A Centauro, por sua vez, faturou 2,2 bilhões de reais em 2018, ante 1,9 bi em 2017. O lucro somou 149 milhões de reais, numa queda de 38% sobre 2017.

“A Netshoes tem as suas próprias dificuldades, e não vai ser possível incorporá-la imediata e suavemente à Centauro. Para os acionistas, acho que essa oferta é um alerta. A Centauro está querendo entrar em um um novo processo de endividamento que já viu que não dá certo”, diz Hungria. Em 2017, a Centauro precisou reestruturar sua dívida que cehou a 373 milhões de reais com Itaú, Bradesco e Banco do Brasil.

 

 

Luta para sair do buraco

Para tentar melhorar sua situação financeira, a Netshoes vem desmobilizando parte de seus ativos e renegociando dívidas. No ano passado, vendeu seus negócios no México e descontinuou seu negócio B2B, de transações entre clientes corporativos.

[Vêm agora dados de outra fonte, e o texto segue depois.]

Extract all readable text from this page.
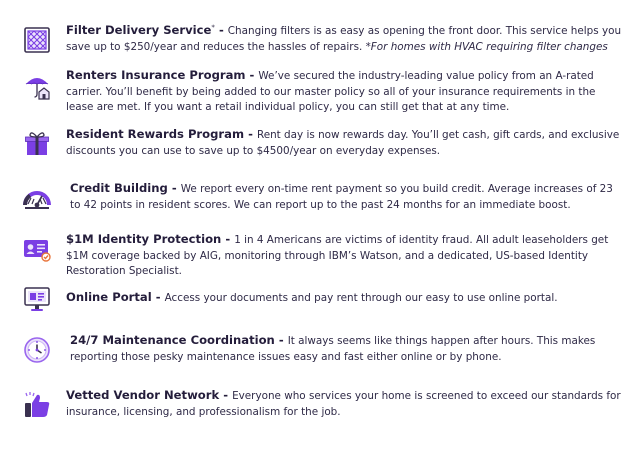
Filter Delivery Service* - Changing filters is as easy as opening the front door. This service helps you save up to $250/year and reduces the hassles of repairs. *For homes with HVAC requiring filter changes
Renters Insurance Program - We’ve secured the industry-leading value policy from an A-rated carrier. You’ll benefit by being added to our master policy so all of your insurance requirements in the lease are met. If you want a retail individual policy, you can still get that at any time.
Resident Rewards Program - Rent day is now rewards day. You’ll get cash, gift cards, and exclusive discounts you can use to save up to $4500/year on everyday expenses.
Credit Building - We report every on-time rent payment so you build credit. Average increases of 23 to 42 points in resident scores. We can report up to the past 24 months for an immediate boost.
$1M Identity Protection - 1 in 4 Americans are victims of identity fraud. All adult leaseholders get $1M coverage backed by AIG, monitoring through IBM’s Watson, and a dedicated, US-based Identity Restoration Specialist.
Online Portal - Access your documents and pay rent through our easy to use online portal.
24/7 Maintenance Coordination - It always seems like things happen after hours. This makes reporting those pesky maintenance issues easy and fast either online or by phone.
Vetted Vendor Network - Everyone who services your home is screened to exceed our standards for insurance, licensing, and professionalism for the job.
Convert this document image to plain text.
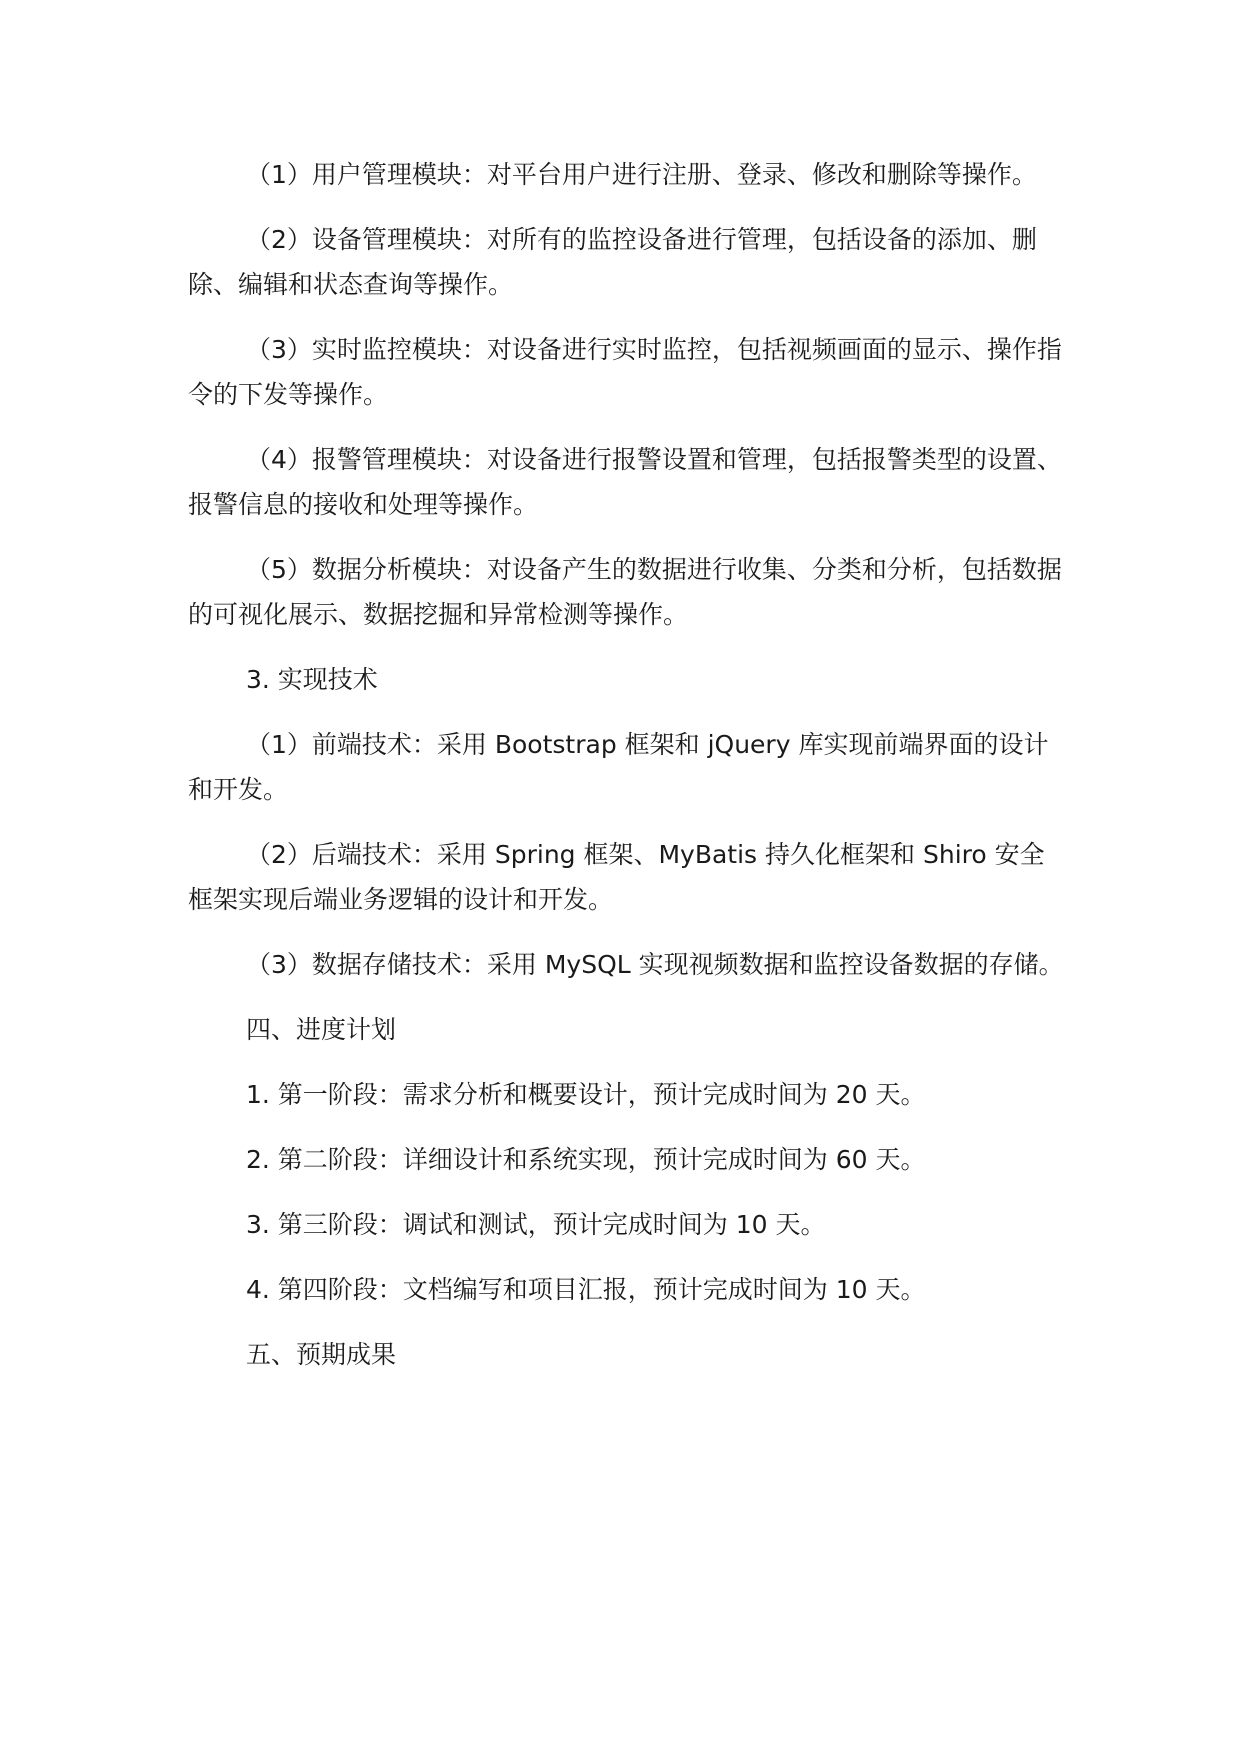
（1）用户管理模块：对平台用户进行注册、登录、修改和删除等操作。

（2）设备管理模块：对所有的监控设备进行管理，包括设备的添加、删除、编辑和状态查询等操作。

（3）实时监控模块：对设备进行实时监控，包括视频画面的显示、操作指令的下发等操作。

（4）报警管理模块：对设备进行报警设置和管理，包括报警类型的设置、报警信息的接收和处理等操作。

（5）数据分析模块：对设备产生的数据进行收集、分类和分析，包括数据的可视化展示、数据挖掘和异常检测等操作。

3. 实现技术

（1）前端技术：采用 Bootstrap 框架和 jQuery 库实现前端界面的设计和开发。

（2）后端技术：采用 Spring 框架、MyBatis 持久化框架和 Shiro 安全框架实现后端业务逻辑的设计和开发。

（3）数据存储技术：采用 MySQL 实现视频数据和监控设备数据的存储。

四、进度计划

1. 第一阶段：需求分析和概要设计，预计完成时间为 20 天。

2. 第二阶段：详细设计和系统实现，预计完成时间为 60 天。

3. 第三阶段：调试和测试，预计完成时间为 10 天。

4. 第四阶段：文档编写和项目汇报，预计完成时间为 10 天。

五、预期成果
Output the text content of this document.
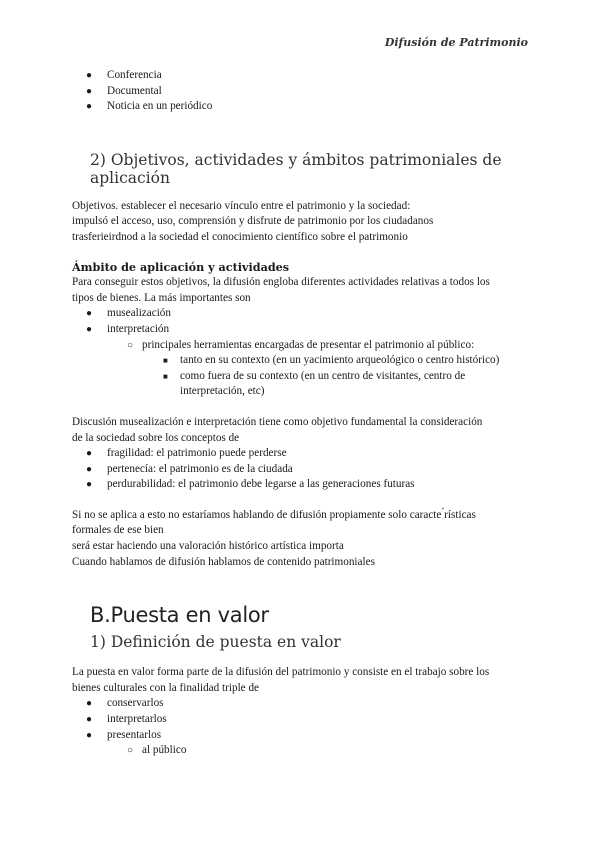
Difusión de Patrimonio
● Conferencia
● Documental
● Noticia en un periódico
2) Objetivos, actividades y ámbitos patrimoniales de aplicación

Objetivos. establecer el necesario vínculo entre el patrimonio y la sociedad:

impulsó el acceso, uso, comprensión y disfrute de patrimonio por los ciudadanos

trasferieirdnod a la sociedad el conocimiento científico sobre el patrimonio

Ámbito de aplicación y actividades

Para conseguir estos objetivos, la difusión engloba diferentes actividades relativas a todos los

tipos de bienes. La más importantes son

● musealización
● interpretación
○ principales herramientas encargadas de presentar el patrimonio al público:
■ tanto en su contexto (en un yacimiento arqueológico o centro histórico)
■ como fuera de su contexto (en un centro de visitantes, centro de
interpretación, etc)

Discusión musealización e interpretación tiene como objetivo fundamental la consideración

de la sociedad sobre los conceptos de

● fragilidad: el patrimonio puede perderse
● pertenecía: el patrimonio es de la ciudada
● perdurabilidad: el patrimonio debe legarse a las generaciones futuras

Si no se aplica a esto no estaríamos hablando de difusión propiamente solo caracte ́rísticas

formales de ese bien

será estar haciendo una valoración histórico artística importa

Cuando hablamos de difusión hablamos de contenido patrimoniales

B.Puesta en valor
1) Definición de puesta en valor

La puesta en valor forma parte de la difusión del patrimonio y consiste en el trabajo sobre los

bienes culturales con la finalidad triple de

● conservarlos
● interpretarlos
● presentarlos
○ al público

A empresa também anunciou, em abril, a venda de sua operação na Argentina para o grupo de investimentos BT8.

O anúncio de que a Netshoes buscava um comprador foi feito em agosto do ano passado. Desde então, a empresa estava trabalhando com o banco de investimentos Goldman Sachs para buscar um novo sócio capaz de injetar capital na companhia. Um leilão para compra-la seria uma boa notícia após dois anos de sofrimento.

Em 2017, a empresa abriu capital com seus papeis valendo 16 dólares; agora, mesmo com a alta de 40% desta quinta-feira, a ação segue abaixo dos três dólares.